Wednesday, September 10, 2008

Obama, Adlai and Reality

One of Barack Obama's worst tendencies, if you're a Democrat in this election season, is to turn into Adlai Stevenson, the two-time failed Democrat candidate for president in the 1950s. Stevenson, Illinois governor, was brilliant, cool, subtly ironic, wonkish, and cared deeply--and he got his ass handed to him on a platter twice by Dwight Eisenhower, the man of whom Claire Booth Luce gushingly said: "General Eisenhower exemplifies what the fair sex looks for in a man—a combination of husband, father and son!”
Not that John McCain is any Dwight Eisenhower, but when you put the two current candidates up next to each other, some of Obama's weaknesses as a campaigner, especially his inability to shout really loud, make themselves evident. The shouting factor has become even more important since McCain has chosen Alaska Governor Sarah Palin as his running mate, whom many people love because she and her family remind them of characters on one of the long-running reality shows so popular today. They're all so easy to tag: The Special Needs Child, the Soldier, the Pregnant Teen (and Hunky Boyfriend), the Snowmobiler Husband, and, of course, the Pit Bull With Lipstick. Whereas Obama and Michelle's reality show would appear on PBS, early Sunday mornings....
Democrats can take heart, though. Obama sees the need to step it up a bit and yesterday wonderfully said that "you can put lipstick on a pig but it's still a pig." He said he was referring to John McCain, but we all know better and, up to this writing, he has refused to apologize.

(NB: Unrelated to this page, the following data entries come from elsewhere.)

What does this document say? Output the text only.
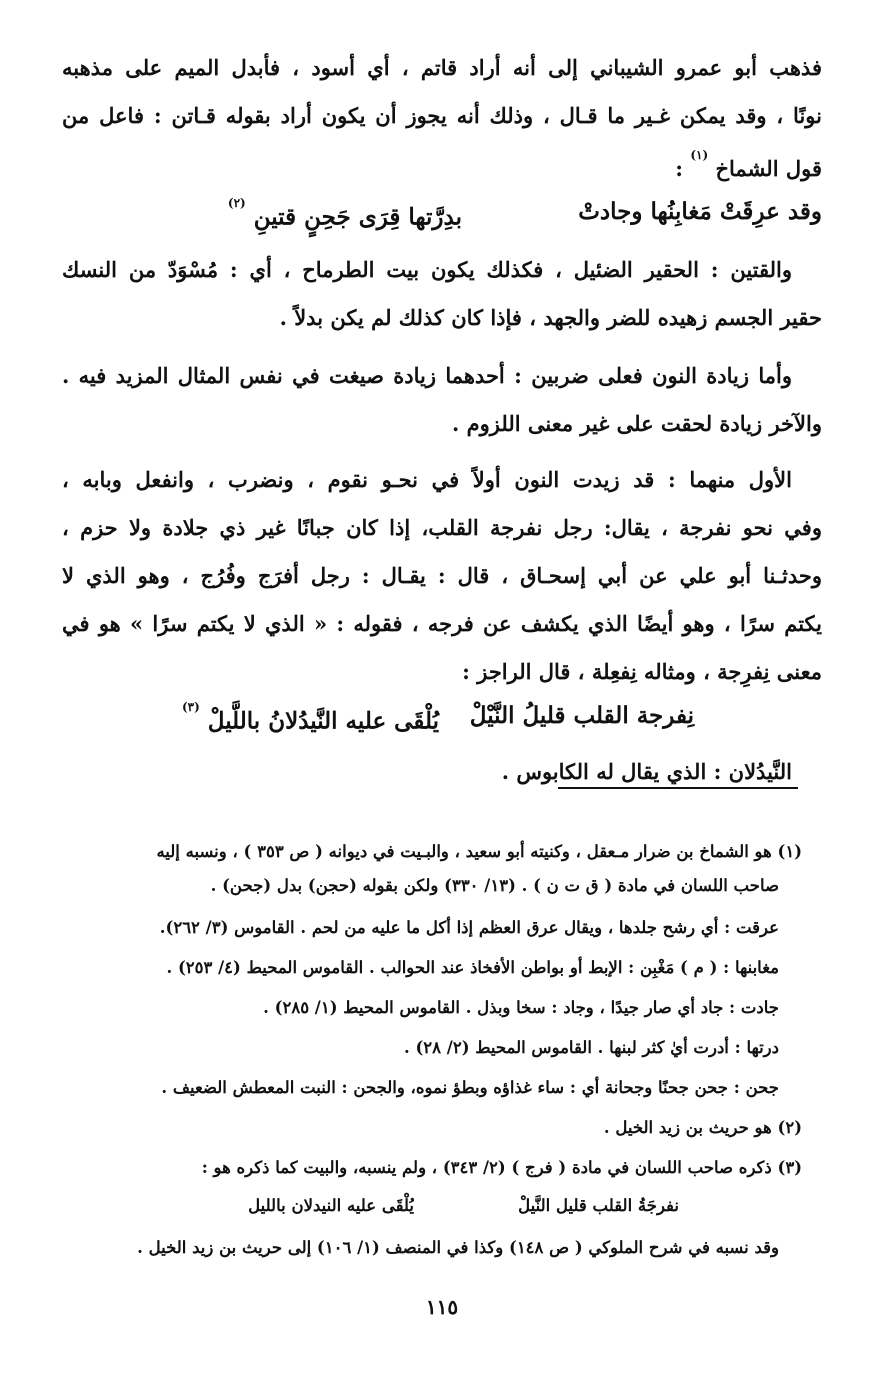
فذهب أبو عمرو الشيباني إلى أنه أراد قاتم ، أي أسود ، فأبدل الميم على مذهبه
نونًا ، وقد يمكن غـير ما قـال ، وذلك أنه يجوز أن يكون أراد بقوله قـاتن : فاعل من
قول الشماخ $^{(١)}$ :
وقد عرِقَتْ مَغابِنُها وجادتْ
بدِرَّتها قِرَى جَحِنٍ قتينِ $^{(٢)}$
والقتين : الحقير الضئيل ، فكذلك يكون بيت الطرماح ، أي : مُسْوَدّ من النسك
حقير الجسم زهيده للضر والجهد ، فإذا كان كذلك لم يكن بدلاً .
وأما زيادة النون فعلى ضربين : أحدهما زيادة صيغت في نفس المثال المزيد فيه .
والآخر زيادة لحقت على غير معنى اللزوم .
الأول منهما : قد زيدت النون أولاً في نحـو نقوم ، ونضرب ، وانفعل وبابه ،
وفي نحو نفرجة ، يقال: رجل نفرجة القلب، إذا كان جبانًا غير ذي جلادة ولا حزم ،
وحدثـنا أبو علي عن أبي إسحـاق ، قال : يقـال : رجل أفرَج وفُرُج ، وهو الذي لا
يكتم سرًا ، وهو أيضًا الذي يكشف عن فرجه ، فقوله : « الذي لا يكتم سرًا » هو في
معنى نِفرِجة ، ومثاله نِفعِلة ، قال الراجز :
نِفرجة القلب قليلُ النَّيْلْ
يُلْقَى عليه النَّيدُلانُ باللَّيلْ $^{(٣)}$
النَّيدُلان : الذي يقال له الكابوس .
(١) هو الشماخ بن ضرار مـعقل ، وكنيته أبو سعيد ، والبـيت في ديوانه ( ص ٣٥٣ ) ، ونسبه إليه
صاحب اللسان في مادة ( ق ت ن ) . (١٣/ ٣٣٠) ولكن بقوله (حجن) بدل (جحن) .
عرقت : أي رشح جلدها ، ويقال عرق العظم إذا أكل ما عليه من لحم . القاموس (٣/ ٢٦٢).
مغابنها : ( م ) مَغْبِن : الإبط أو بواطن الأفخاذ عند الحوالب . القاموس المحيط (٤/ ٢٥٣) .
جادت : جاد أي صار جيدًا ، وجاد : سخا وبذل . القاموس المحيط (١/ ٢٨٥) .
درتها : أدرت أيٰ كثر لبنها . القاموس المحيط (٢/ ٢٨) .
جحن : جحن جحنًا وجحانة أي : ساء غذاؤه وبطؤ نموه، والجحن : النبت المعطش الضعيف .
(٢) هو حريث بن زيد الخيل .
(٣) ذكره صاحب اللسان في مادة ( فرج ) (٢/ ٣٤٣) ، ولم ينسبه، والبيت كما ذكره هو :
نفرجَةُ القلب قليل النَّيلْ
يُلْقَى عليه النيدلان بالليل
وقد نسبه في شرح الملوكي ( ص ١٤٨) وكذا في المنصف (١/ ١٠٦) إلى حريث بن زيد الخيل .
١١٥
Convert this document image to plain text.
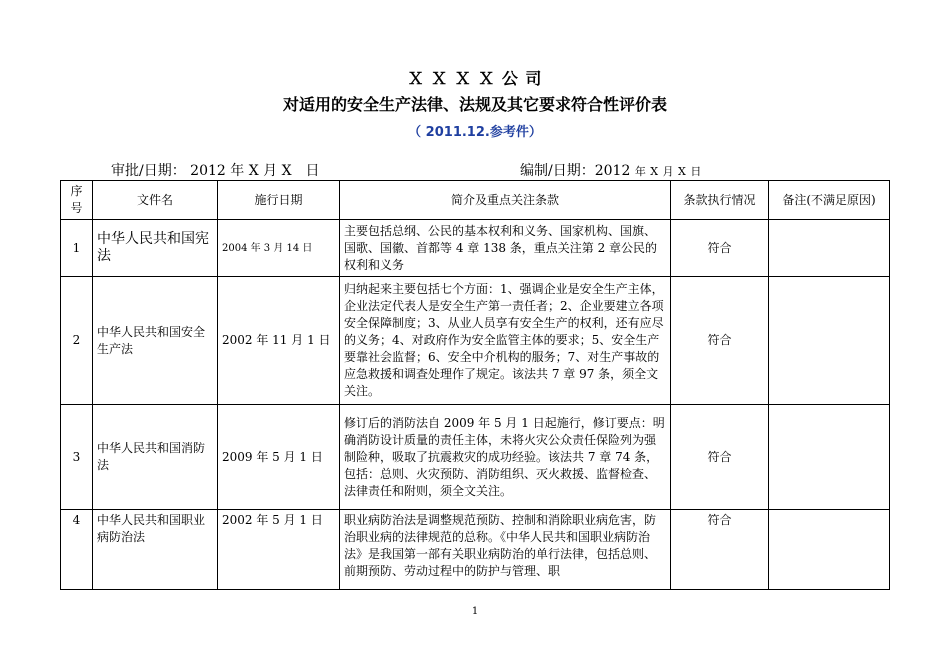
Ｘ Ｘ Ｘ Ｘ 公 司
对适用的安全生产法律、法规及其它要求符合性评价表
（ 2011.12.参考件）
审批/日期： 2012 年 X 月 X　日	编制/日期：2012 年 X 月 X 日
序号	文件名	施行日期	简介及重点关注条款	条款执行情况	备注(不满足原因)
1	中华人民共和国宪法	2004 年 3 月 14 日	主要包括总纲、公民的基本权利和义务、国家机构、国旗、国歌、国徽、首都等 4 章 138 条，重点关注第 2 章公民的权利和义务	符合	
2	中华人民共和国安全生产法	2002 年 11 月 1 日	归纳起来主要包括七个方面：1、强调企业是安全生产主体，企业法定代表人是安全生产第一责任者；2、企业要建立各项安全保障制度；3、从业人员享有安全生产的权利，还有应尽的义务；4、对政府作为安全监管主体的要求；5、安全生产要靠社会监督；6、安全中介机构的服务；7、对生产事故的应急救援和调查处理作了规定。该法共 7 章 97 条，须全文关注。	符合	
3	中华人民共和国消防法	2009 年 5 月 1 日	修订后的消防法自 2009 年 5 月 1 日起施行，修订要点：明确消防设计质量的责任主体，未将火灾公众责任保险列为强制险种，吸取了抗震救灾的成功经验。该法共 7 章 74 条，包括：总则、火灾预防、消防组织、灭火救援、监督检查、法律责任和附则，须全文关注。	符合	
4	中华人民共和国职业病防治法	2002 年 5 月 1 日	职业病防治法是调整规范预防、控制和消除职业病危害，防治职业病的法律规范的总称。《中华人民共和国职业病防治法》是我国第一部有关职业病防治的单行法律，包括总则、前期预防、劳动过程中的防护与管理、职	符合	
1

A Dutch friend of mine who lives in this country and follows American politics closely asked me somewhat plaintively at the close of the Republican convention if all American presidential contests included such personal attacks and name-calling as we had just seen. Didn't candidates just talk about the issues? I was astonished, as if he had asked me whether fish need to swim in water. How do I respond? Since almost the very beginning--let's say since 1800--name-calling has been the premiere way to address the issues. It has always been personalities as a way into politics, in our reality show challenged Republic. Once we get a tag for everyone--from that "tall, skinny wretch" Abraham Lincoln to the "Bull Moose" Teddy Roosevelt to "Tricky Dick" Nixon, we start listening.